Само собой разумеется, что «неузнанный Ленин» не с потолка взялся. Ведь этот сказочный антураж ленинианы явился из фольклора. Известное дело, фольклор изобилует мотивами, в которых так или иначе присутствует эта «неузнанность». Тут заранее выбранный и помеченный суженый, который потом приходит переодетый (ряженый) на свадьбу и в какой-то момент открывает знаки избранничества — например, под снятой шапкой на лбу у него оказывается сияющая печать (как у Горбачёва). Тут и солдат, возвращающийся домой, где его сначала не узнают ни жена, ни мать, а потом — ах! — ритуальное узнавание. Тут и история Ивана — крестьянского сына, который способен превращаться в различных животных и таким образом разведывать, сам оставаясь неузнанным, какие козни враги готовят против него. Подобного рода маскировка с последующим «срыванием всех и всяческих масок» может быть представлена отдельными чертами в разных произведениях, а может достаточно полно совпасть в едином отрывке, как, например, у Гомера, когда переодетый Одиссей возвращается на Итаку и расправляется с женихами Пенелопы. Это, кстати, очень похоже на то, как волк, сбросивший овечью шкуру, расправляется с семью козлятами. Или как тот же волк, прикинувшись бабушкой, готовится закусить Красной Шапочкой. Вернувшись из эмиграции, Ленин тоже хитро овладевает Россией. Но довольно примеров. Хоть фольклор и переполнен всякого рода оборотничеством, в мои планы вовсе не входит перечислять все сюжеты, где какое-нибудь чудище или, скажем, лягушка, сбросив шкуру, вдруг воссияет знаком избранничества. Ленинской «лысиной, как поднос» (Есенин).

Вообще говоря, именно в знаках, отметинах как раз всё и дело. Не стоит, наверное, объяснять, что сюжеты неузнанности и узнавания отражают одну из самых важных проблем человеческого существования. Проблему познания. Собственно, этой проблемой занимается философская теория познания. И рассматривает она эту проблему весьма тонко и рафинированно. Но каких бы геркулесовых столпов чистоты ни достигала эпистемология, главный её вопрос (что есть истина?) сводится к практическому интересу: «Можно ли этому верить?» Иными словами: «Чем, каким знаком удостоверяется какая-то информация?» Или, как говорится в сказочке, с которой я начал и к которой давно уже пора вернуться: «Вы кто такой будете, ваш документ?»
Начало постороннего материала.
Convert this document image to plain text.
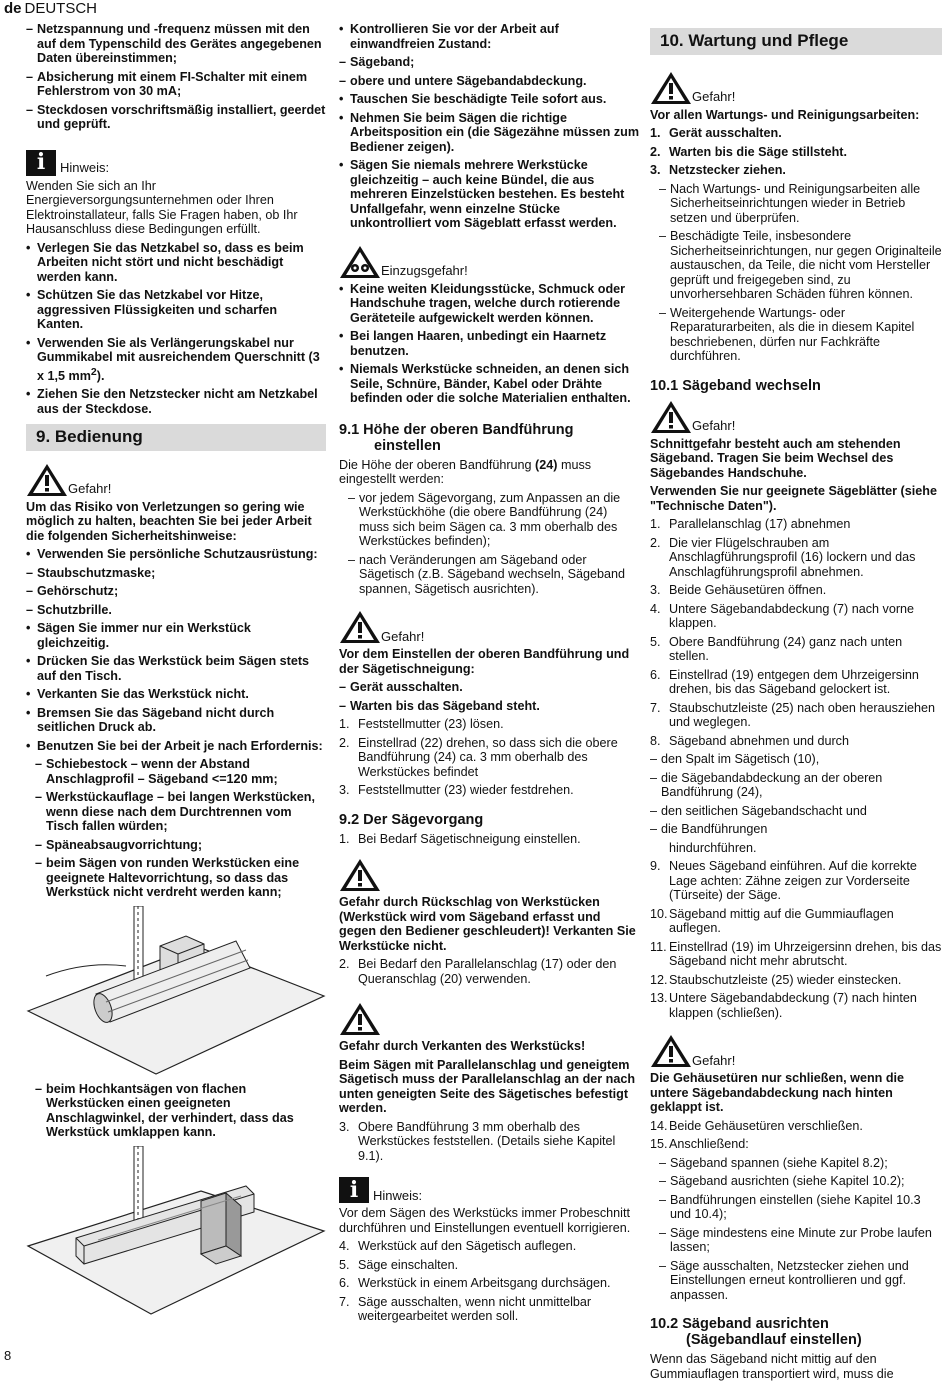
de DEUTSCH
– Netzspannung und -frequenz müssen mit den auf dem Typenschild des Gerätes angegebenen Daten übereinstimmen;
– Absicherung mit einem FI-Schalter mit einem Fehlerstrom von 30 mA;
– Steckdosen vorschriftsmäßig installiert, geerdet und geprüft.
i	Hinweis:
Wenden Sie sich an Ihr Energieversorgungsunternehmen oder Ihren Elektroinstallateur, falls Sie Fragen haben, ob Ihr Hausanschluss diese Bedingungen erfüllt.
• Verlegen Sie das Netzkabel so, dass es beim Arbeiten nicht stört und nicht beschädigt werden kann.
• Schützen Sie das Netzkabel vor Hitze, aggressiven Flüssigkeiten und scharfen Kanten.
• Verwenden Sie als Verlängerungskabel nur Gummikabel mit ausreichendem Querschnitt (3 x 1,5 $mm^2$).
• Ziehen Sie den Netzstecker nicht am Netzkabel aus der Steckdose.
9. Bedienung
Gefahr!
Um das Risiko von Verletzungen so gering wie möglich zu halten, beachten Sie bei jeder Arbeit die folgenden Sicherheitshinweise:
• Verwenden Sie persönliche Schutzausrüstung:
– Staubschutzmaske;
– Gehörschutz;
– Schutzbrille.
• Sägen Sie immer nur ein Werkstück gleichzeitig.
• Drücken Sie das Werkstück beim Sägen stets auf den Tisch.
• Verkanten Sie das Werkstück nicht.
• Bremsen Sie das Sägeband nicht durch seitlichen Druck ab.
• Benutzen Sie bei der Arbeit je nach Erfordernis:
– Schiebestock – wenn der Abstand Anschlagprofil – Sägeband <=120 mm;
– Werkstückauflage – bei langen Werkstücken, wenn diese nach dem Durchtrennen vom Tisch fallen würden;
– Späneabsaugvorrichtung;
– beim Sägen von runden Werkstücken eine geeignete Haltevorrichtung, so dass das Werkstück nicht verdreht werden kann;
– beim Hochkantsägen von flachen Werkstücken einen geeigneten Anschlagwinkel, der verhindert, dass das Werkstück umklappen kann.
• Kontrollieren Sie vor der Arbeit auf einwandfreien Zustand:
– Sägeband;
– obere und untere Sägebandabdeckung.
• Tauschen Sie beschädigte Teile sofort aus.
• Nehmen Sie beim Sägen die richtige Arbeitsposition ein (die Sägezähne müssen zum Bediener zeigen).
• Sägen Sie niemals mehrere Werkstücke gleichzeitig – auch keine Bündel, die aus mehreren Einzelstücken bestehen. Es besteht Unfallgefahr, wenn einzelne Stücke unkontrolliert vom Sägeblatt erfasst werden.
Einzugsgefahr!
• Keine weiten Kleidungsstücke, Schmuck oder Handschuhe tragen, welche durch rotierende Geräteteile aufgewickelt werden können.
• Bei langen Haaren, unbedingt ein Haarnetz benutzen.
• Niemals Werkstücke schneiden, an denen sich Seile, Schnüre, Bänder, Kabel oder Drähte befinden oder die solche Materialien enthalten.
9.1 Höhe der oberen Bandführung
einstellen
Die Höhe der oberen Bandführung (24) muss eingestellt werden:
– vor jedem Sägevorgang, zum Anpassen an die Werkstückhöhe (die obere Bandführung (24) muss sich beim Sägen ca. 3 mm oberhalb des Werkstückes befinden);
– nach Veränderungen am Sägeband oder Sägetisch (z.B. Sägeband wechseln, Sägeband spannen, Sägetisch ausrichten).
Gefahr!
Vor dem Einstellen der oberen Bandführung und der Sägetischneigung:
– Gerät ausschalten.
– Warten bis das Sägeband steht.
1. Feststellmutter (23) lösen.
2. Einstellrad (22) drehen, so dass sich die obere Bandführung (24) ca. 3 mm oberhalb des Werkstückes befindet
3. Feststellmutter (23) wieder festdrehen.
9.2 Der Sägevorgang
1. Bei Bedarf Sägetischneigung einstellen.
Gefahr durch Rückschlag von Werkstücken (Werkstück wird vom Sägeband erfasst und gegen den Bediener geschleudert)! Verkanten Sie Werkstücke nicht.
2. Bei Bedarf den Parallelanschlag (17) oder den Queranschlag (20) verwenden.
Gefahr durch Verkanten des Werkstücks!
Beim Sägen mit Parallelanschlag und geneigtem Sägetisch muss der Parallelanschlag an der nach unten geneigten Seite des Sägetisches befestigt werden.
3. Obere Bandführung 3 mm oberhalb des Werkstückes feststellen. (Details siehe Kapitel 9.1).
i	Hinweis:
Vor dem Sägen des Werkstücks immer Probeschnitt durchführen und Einstellungen eventuell korrigieren.
4. Werkstück auf den Sägetisch auflegen.
5. Säge einschalten.
6. Werkstück in einem Arbeitsgang durchsägen.
7. Säge ausschalten, wenn nicht unmittelbar weitergearbeitet werden soll.
10. Wartung und Pflege
Gefahr!
Vor allen Wartungs- und Reinigungsarbeiten:
1. Gerät ausschalten.
2. Warten bis die Säge stillsteht.
3. Netzstecker ziehen.
– Nach Wartungs- und Reinigungsarbeiten alle Sicherheitseinrichtungen wieder in Betrieb setzen und überprüfen.
– Beschädigte Teile, insbesondere Sicherheitseinrichtungen, nur gegen Originalteile austauschen, da Teile, die nicht vom Hersteller geprüft und freigegeben sind, zu unvorhersehbaren Schäden führen können.
– Weitergehende Wartungs- oder Reparaturarbeiten, als die in diesem Kapitel beschriebenen, dürfen nur Fachkräfte durchführen.
10.1 Sägeband wechseln
Gefahr!
Schnittgefahr besteht auch am stehenden Sägeband. Tragen Sie beim Wechsel des Sägebandes Handschuhe.
Verwenden Sie nur geeignete Sägeblätter (siehe "Technische Daten").
1. Parallelanschlag (17) abnehmen
2. Die vier Flügelschrauben am Anschlagführungsprofil (16) lockern und das Anschlagführungsprofil abnehmen.
3. Beide Gehäusetüren öffnen.
4. Untere Sägebandabdeckung (7) nach vorne klappen.
5. Obere Bandführung (24) ganz nach unten stellen.
6. Einstellrad (19) entgegen dem Uhrzeigersinn drehen, bis das Sägeband gelockert ist.
7. Staubschutzleiste (25) nach oben herausziehen und weglegen.
8. Sägeband abnehmen und durch
– den Spalt im Sägetisch (10),
– die Sägebandabdeckung an der oberen Bandführung (24),
– den seitlichen Sägebandschacht und
– die Bandführungen
hindurchführen.
9. Neues Sägeband einführen. Auf die korrekte Lage achten: Zähne zeigen zur Vorderseite (Türseite) der Säge.
10. Sägeband mittig auf die Gummiauflagen auflegen.
11. Einstellrad (19) im Uhrzeigersinn drehen, bis das Sägeband nicht mehr abrutscht.
12. Staubschutzleiste (25) wieder einstecken.
13. Untere Sägebandabdeckung (7) nach hinten klappen (schließen).
Gefahr!
Die Gehäusetüren nur schließen, wenn die untere Sägebandabdeckung nach hinten geklappt ist.
14. Beide Gehäusetüren verschließen.
15. Anschließend:
– Sägeband spannen (siehe Kapitel 8.2);
– Sägeband ausrichten (siehe Kapitel 10.2);
– Bandführungen einstellen (siehe Kapitel 10.3 und 10.4);
– Säge mindestens eine Minute zur Probe laufen lassen;
– Säge ausschalten, Netzstecker ziehen und Einstellungen erneut kontrollieren und ggf. anpassen.
10.2 Sägeband ausrichten
(Sägebandlauf einstellen)
Wenn das Sägeband nicht mittig auf den Gummiauflagen transportiert wird, muss die
8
То есть что несёт с собой вот такой-то человек? Какую власть? Каким документом она удостоверяется? От кого она — от Бога или от дьявола? Или конкретно: что он такое, этот Ленин? Ведь в сказке «Случай с Ильичом на охоте» рассказывается не просто случай. В сказке ставится фундаментальный вопрос: что это за пришелец и как к нему относиться? Это животрепещущий вопрос, ибо то, что стоит за этим человеком, может оказаться просто убийственным. И председатель правильно спрашивает: «Шпион или взаправду Ленин?» Потому что пришельцы далеко не всегда приносят добро.

Ульянов-Ленин как оборотень

Надо заметить, что Ленин часто остаётся неузнанным не только в произведениях изящной словесности, но и в жизни. Например, засвидетельствован случай, когда часовой, поставленный охранять Ленина, не пустил вождя в его собственный кабинет. Рассказывают также, что крестьяне, с которыми пытался заговаривать глава советского правительства, не узнавали в нём своего Ильича. Или вот ещё замечательная история об ограблении Ленина. Бандиты даже заглянули в его документы, но почему-то прочитали фамилию Ленин как «Левин». И отпустили вождя на все четыре стороны — отобрав, впрочем, у него автомобиль.

Возникает вопрос: почему именно около Ленина возникает такая густая атмосфера недоумений, сомнений, неясностей? Вокруг других политиков не возникает, а вот вокруг Ленина — да? Не потому ли, что Ильич так органично вписался в народную сказку, что в самой жизни, в быту вёл себя совершенно как оборотень? Никому другому так не пристало переодевание — чужая одежда, нелепый парик, шалаш в Разливе. Или вот ещё — сбритая борода и подвязанная щека (имидж вождя, пробирающегося в Смольный). Мы по привычке считаем Ленина, руководящего восстанием, бородатым, а ведь у него тогда было босое лицо, что отражено лишь на одном малоизвестном рисунке. Или эта вот частая смена фамилий. Понятное дело, что тут конспирация, но мне до сих пор непонятно: зачем надо было живущему за границей Ленину публиковать свои философские труды под псевдонимом (Ильин, например)? Неужели Владимир Ильич стеснялся товарищей по эмиграции?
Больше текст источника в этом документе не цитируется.